Visual artist David Hartt’s new exhibit is being billed as a first-of-its-kind display at Beth Sholom, the Frank Lloyd Wright-designed National Historic Landmark in Elkins Park. Titled “David Hartt: The Histories (Le Mancenillier),” it will be on display from Sept. 11 to Dec. 19.
The multimedia installation uses video, sculpture and music to tell the histories of Jewish and black diasporas in the United States.
The exhibit’s main focus is the life and work of Louis Moreau Gottschalk. The 19th-century American composer was raised by a Jewish father and Creole mother. He left his hometown of New Orleans to study music in Paris at age 13. His music is described as a blend of classical European musical training with American traditions and Afro-Caribbean song.
Hartt was unavailable for an interview, but Cole Akers, the exhibit’s curator, was able to speak on the artist’s intentions for the exhibit. Akers’ experience working in historic spaces carries over from his position as curator and special projects manager at The Philip Johnson Glass House in Connecticut. The exhibit gets its title from Herodotus’ history of Western culture. It’s also the name of a sweet but poisonous tropical plant and the title of an early Creole-influenced work by Gottschalk.
Akers said much of Hartt’s visual style is inspired by painters like Martin Johnson Heade, who specialized in tropical flowers and birds. Tropical plants will be set up in planters, and video monitors will aid in the aesthetic. Recordings of Ethiopian pianist Girma Yifrashewa performing Gottschalk’s work will score the exhibit and be played throughout the installation.
“David has found a really sensitive way to engage with the space. He’s drawn on the history of the congregation itself to think about broader aspects of American culture,” Akers said. “It’s not like bringing a painting or sculpture and placing it within a new context. David’s practice for this project is completely environmental in that it thoughtfully considers the dynamics of the space.”
The Montreal-born Hartt is an assistant professor in the Department of Fine Arts at the University of Pennsylvania. He has a master’s degree in fine arts from the School of the Art Institute of Chicago and a bachelor’s degree in fine arts from the University of Ottawa. In preparation for the exhibit, he traveled to New Orleans and Haiti to capture video and photos to better understand the impact of Caribbean culture on Gottschalk’s music.

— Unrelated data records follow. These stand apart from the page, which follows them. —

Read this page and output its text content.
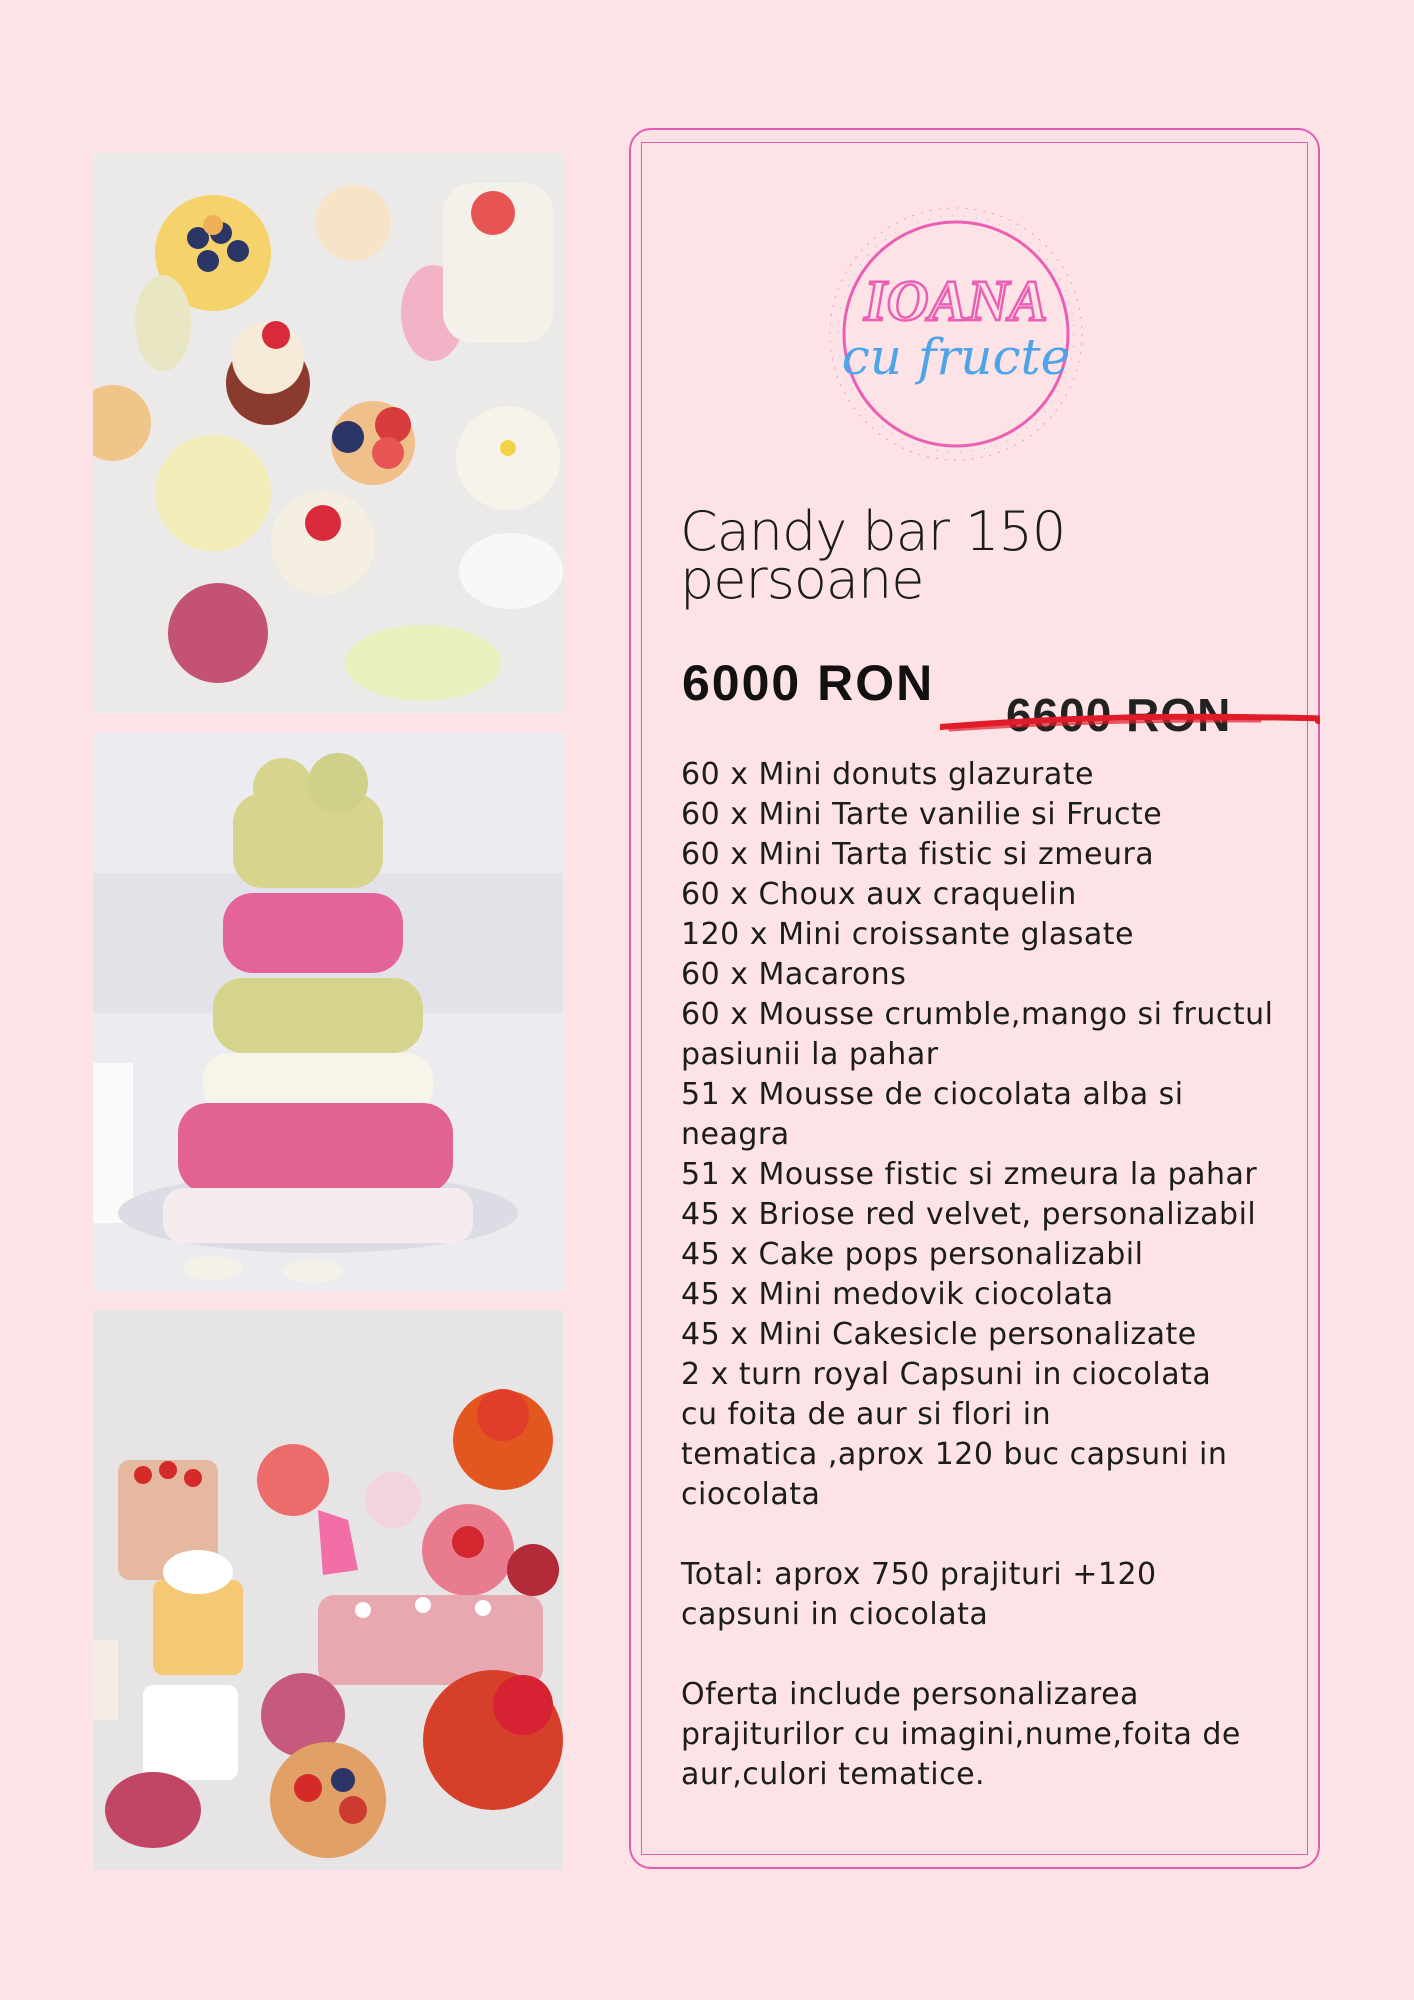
IOANA
cu fructe
Candy bar 150
persoane
6000 RON
6600 RON
60 x Mini donuts glazurate
60 x Mini Tarte vanilie si Fructe
60 x Mini Tarta fistic si zmeura
60 x Choux aux craquelin
120 x Mini croissante glasate
60 x Macarons
60 x Mousse crumble,mango si fructul
pasiunii la pahar
51 x Mousse de ciocolata alba si
neagra
51 x Mousse fistic si zmeura la pahar
45 x Briose red velvet, personalizabil
45 x Cake pops personalizabil
45 x Mini medovik ciocolata
45 x Mini Cakesicle personalizate
2 x turn royal Capsuni in ciocolata
cu foita de aur si flori in
tematica ,aprox 120 buc capsuni in
ciocolata
Total: aprox 750 prajituri +120
capsuni in ciocolata
Oferta include personalizarea
prajiturilor cu imagini,nume,foita de
aur,culori tematice.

The exhibit will be followed up with a fully illustrated catalogue that Akers is creating with art historian Solveig Nelson and cultural historian Mabel O. Wilson. The book is slated to be published in June 2020.
The exhibit will also host musicians, such as Philadelphia- based Haitian baritone Jean Bernard Cerin, on select Sundays throughout its run.
Herb Sachs, president of the Beth Sholom Synagogue Preservation Foundation, said he hoped the exhibit would draw many visitors. The synagogue first opened in 1959 and is the only synagogue designed by Wright. The exhibit was commissioned by the foundation, with support provided by The Pew Center for Arts & Heritage.
“The mission of the Preservation Foundation is twofold. It’s first to conserve and preserve this National Historic Landmark and secondly it’s to tell the story of the building, to open up the building to the public as to give a perspective of the building as it relates to mid-20th-century modern architecture,” Sachs said. “We feel the more people who come to see the building and experience it, the more they learn about it, over time some of these people will come to support the conservation of that building.”